Quelles sont les pistes sur le contenu des réformes développées jusqu’ici par le candidat ?
La séparation des pouvoirs (comme disait Montesquieu, "pour que le pouvoir ne puisse abuser du pouvoir, il faut que le pouvoir arrête le pouvoir").
À l’ordre du jour : l’érection, enfin, de la justice en vrai pouvoir, le garde des Sceaux étant distinct du gouvernement.
Autre aspect : les rapports entre l’exécutif et le législatif.
J’ai eu une conversation sur ce sujet dès 1997 avec François Bayrou.

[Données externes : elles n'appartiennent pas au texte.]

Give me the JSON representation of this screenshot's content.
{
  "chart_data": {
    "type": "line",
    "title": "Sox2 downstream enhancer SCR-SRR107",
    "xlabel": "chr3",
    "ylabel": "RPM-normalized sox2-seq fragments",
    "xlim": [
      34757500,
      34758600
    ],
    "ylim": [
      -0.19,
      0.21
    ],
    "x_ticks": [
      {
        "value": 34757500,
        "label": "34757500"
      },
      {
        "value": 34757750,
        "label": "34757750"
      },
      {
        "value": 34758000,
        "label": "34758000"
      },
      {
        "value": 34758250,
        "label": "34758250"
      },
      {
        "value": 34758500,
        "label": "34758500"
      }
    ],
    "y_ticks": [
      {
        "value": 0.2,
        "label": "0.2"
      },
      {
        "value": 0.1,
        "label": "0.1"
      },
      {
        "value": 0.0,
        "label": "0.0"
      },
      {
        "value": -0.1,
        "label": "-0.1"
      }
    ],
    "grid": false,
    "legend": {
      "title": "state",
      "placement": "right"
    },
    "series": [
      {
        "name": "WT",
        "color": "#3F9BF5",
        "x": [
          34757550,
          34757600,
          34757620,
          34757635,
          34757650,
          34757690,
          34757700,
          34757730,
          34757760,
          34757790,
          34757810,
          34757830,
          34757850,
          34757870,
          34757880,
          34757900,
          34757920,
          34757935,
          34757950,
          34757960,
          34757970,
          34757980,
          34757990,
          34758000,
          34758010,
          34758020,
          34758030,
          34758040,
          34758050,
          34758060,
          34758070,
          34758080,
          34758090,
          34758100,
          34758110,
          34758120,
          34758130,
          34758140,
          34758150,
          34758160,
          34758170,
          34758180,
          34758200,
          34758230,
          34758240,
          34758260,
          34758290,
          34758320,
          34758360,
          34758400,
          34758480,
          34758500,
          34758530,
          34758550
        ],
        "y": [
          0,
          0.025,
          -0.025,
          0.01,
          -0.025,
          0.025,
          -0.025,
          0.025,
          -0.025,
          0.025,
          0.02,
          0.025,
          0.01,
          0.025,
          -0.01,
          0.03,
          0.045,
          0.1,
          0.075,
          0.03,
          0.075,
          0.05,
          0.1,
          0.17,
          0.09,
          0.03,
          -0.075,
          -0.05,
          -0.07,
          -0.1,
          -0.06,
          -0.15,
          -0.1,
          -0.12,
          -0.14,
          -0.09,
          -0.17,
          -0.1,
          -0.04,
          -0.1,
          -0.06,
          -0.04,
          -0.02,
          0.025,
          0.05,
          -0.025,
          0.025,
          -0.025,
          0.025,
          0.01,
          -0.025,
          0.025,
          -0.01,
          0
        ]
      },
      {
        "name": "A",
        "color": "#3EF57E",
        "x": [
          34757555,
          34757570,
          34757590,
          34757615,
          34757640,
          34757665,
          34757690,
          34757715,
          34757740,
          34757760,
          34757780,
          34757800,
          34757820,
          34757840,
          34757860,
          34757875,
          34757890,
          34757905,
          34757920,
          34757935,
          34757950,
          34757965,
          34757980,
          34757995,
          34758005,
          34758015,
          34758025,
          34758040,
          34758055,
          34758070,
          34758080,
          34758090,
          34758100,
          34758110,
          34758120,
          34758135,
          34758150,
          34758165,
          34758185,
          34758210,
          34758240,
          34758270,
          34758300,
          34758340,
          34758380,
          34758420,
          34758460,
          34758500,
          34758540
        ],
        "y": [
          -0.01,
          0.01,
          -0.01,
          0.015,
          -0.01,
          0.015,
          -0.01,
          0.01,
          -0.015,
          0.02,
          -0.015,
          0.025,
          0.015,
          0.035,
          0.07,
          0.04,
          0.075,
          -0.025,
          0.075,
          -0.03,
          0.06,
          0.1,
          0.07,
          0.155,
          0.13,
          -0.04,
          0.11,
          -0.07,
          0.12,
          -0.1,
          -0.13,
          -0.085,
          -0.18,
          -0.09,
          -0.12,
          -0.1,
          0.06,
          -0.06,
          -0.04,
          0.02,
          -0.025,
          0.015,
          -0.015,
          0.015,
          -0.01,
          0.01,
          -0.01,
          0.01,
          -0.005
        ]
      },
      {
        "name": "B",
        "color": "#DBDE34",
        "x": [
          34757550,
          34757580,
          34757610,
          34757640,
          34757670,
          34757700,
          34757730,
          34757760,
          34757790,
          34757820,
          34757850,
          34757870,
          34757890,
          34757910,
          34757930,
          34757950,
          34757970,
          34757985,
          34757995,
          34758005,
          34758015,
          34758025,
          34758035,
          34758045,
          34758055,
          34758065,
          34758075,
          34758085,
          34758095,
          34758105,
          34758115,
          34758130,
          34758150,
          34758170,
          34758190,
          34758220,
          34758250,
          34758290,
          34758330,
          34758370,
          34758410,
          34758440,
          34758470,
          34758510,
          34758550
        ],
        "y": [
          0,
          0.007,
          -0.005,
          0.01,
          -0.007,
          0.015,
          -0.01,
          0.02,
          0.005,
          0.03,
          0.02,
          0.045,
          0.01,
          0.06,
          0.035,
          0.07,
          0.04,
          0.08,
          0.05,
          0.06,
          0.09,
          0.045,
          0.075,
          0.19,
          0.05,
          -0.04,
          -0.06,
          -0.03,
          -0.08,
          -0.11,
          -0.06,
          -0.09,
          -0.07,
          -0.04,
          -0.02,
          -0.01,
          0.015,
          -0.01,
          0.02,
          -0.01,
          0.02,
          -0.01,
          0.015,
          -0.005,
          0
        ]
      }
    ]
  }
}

C’était l’époque où il militait pour l’instauration pour le quinquennat et je lui expliquais qu’à mon avis, si l’on voulait jumeler la durée des mandats législatif et présidentiel, il devenait indispensable de supprimer à la fois la responsabilité du gouvernement devant l’assemblée et le pouvoir de dissolution de cette même assemblée par le président.
En termes techniques, le nouveau modèle qui en naît se nomme la séparation stricte des pouvoirs, qui est connue surtout aux États-Unis et en Suisse, deux régimes par ailleurs très différents.
L’avantage de la séparation stricte des pouvoirs, c’est de permettre l’instauration d’une dose importante de proportionnelle, puisque le gouvernement n’a plus besoin d’une majorité constante pour durer.
Or cette dose de proportionnelle est justement l’une des autres pistes ouvertes par le candidat Bayrou.
Il a par ailleurs affirmé que l’élection du président au suffrage universel direct était la trace constitutionnelle de de Gaulle, et on a compris qu’il voulait dire par là qu’il comptait en conserver le dispositif.
Un parlement en partie proportionnel, un président élu au suffrage universel sont donc les deux éléments les plus tangibles de son discours institutionnel.
Pour le reste, il n’est pas impossible qu’il espère un vaste débat national et collaboratif. Ce serait un immense progrès.
Personnellement, j’estime qu’une autre innovation de la Constitution de la Ve république doit être conservée : le pouvoir réglementaire autonome. Si la justice est indépendante, il n’est pas anormal que l’exécutif exerce les fonctions régaliennes dans le seul cadre de la loi et sous le seul contrôle du judiciaire.
En contrepartie, la loi doit retrouver le rang suprême, juste après la constitution et les traités. Aujourd’hui, la confusion totale des pouvoirs qui règne dans notre république fait que des dispositions de nature réglementaire sont très fréquemment incluses dans des textes législatifs. On n’y prête même plus attention. On ne saisit plus le Conseil constitutionnel pour les censurer, il y aurait trop de travail. De toute façon, les textes des deux catégories sont rédigés par les mêmes auteurs : les administrations.
Voici donc un schéma remède possible.
Reste à cerner les aspects sensibles comme le statut des langues régionales, la nature des collectivités locales, la protection des libertés publiques, le développement des libertés individuelles, et beaucoup d’autres qui certainement feront couler beaucoup d’encre d’ici là.
Première condition en tout cas de ce processus : la victoire de François Bayrou à la présidentielle. Évidemment, chacun a son opinion sur ce sujet. Libre.